448 Views Asked by At

I am trying to run a model (python script) in script mode on AWS sagemaker . I try to use Tensorflow estimator to invoke script from notebook as shown below

from sagemaker.tensorflow import TensorFlow

tf_estimator = TensorFlow(
                         entry_point='train.py', 
                         role=role,
                         train_instance_count=1,
                         train_instance_type='local_gpu',
                         framework_version='1.12',
                         py_version='py3',
                         script_mode=True,
                         hyperparameters={'epochs': 10})

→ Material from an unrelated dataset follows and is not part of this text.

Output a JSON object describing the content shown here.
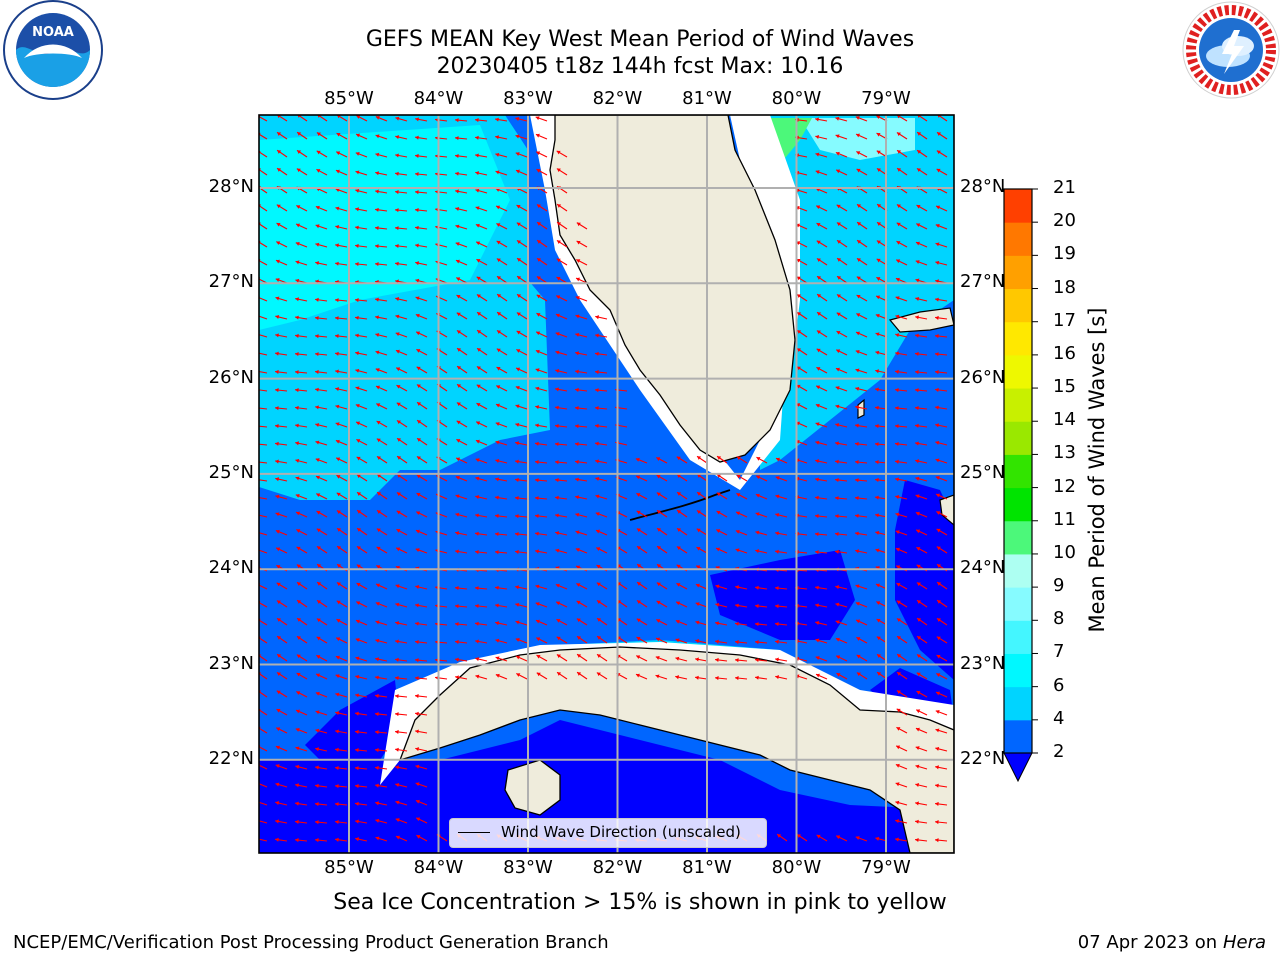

tf_estimator.fit({'training': training_path_input, 'validation': validation_path_input})

I get error as shown below.

>     Creating tmpvq65nmup_algo-1-wipol_1 ... 
>     ting tmpvq65nmup_algo-1-wipol_1 ... error
>     ERROR: for tmpvq65nmup_algo-1-wipol_1  Cannot start service algo-1-wipol: OCI runtime create failed: container_linux.go:349:
> starting container process caused "process_linux.go:449: container
> init caused \"process_linux.go:432: running prestart hook 1 caused
> \\\"error running hook: exit status 1, stdout: , stderr:
> nvidia-container-cli: initialization error: nvml error: driver not
> loaded\\\\n\\\"\"": unknown

I would like know how this can be fixed.

1

There are 1 best solutions below

0
On

Hi could you provide more information regarding the notebook instance you have, which kernel you were running the notebook example with?

The issue seems to be that the the nvidia driver was not installed.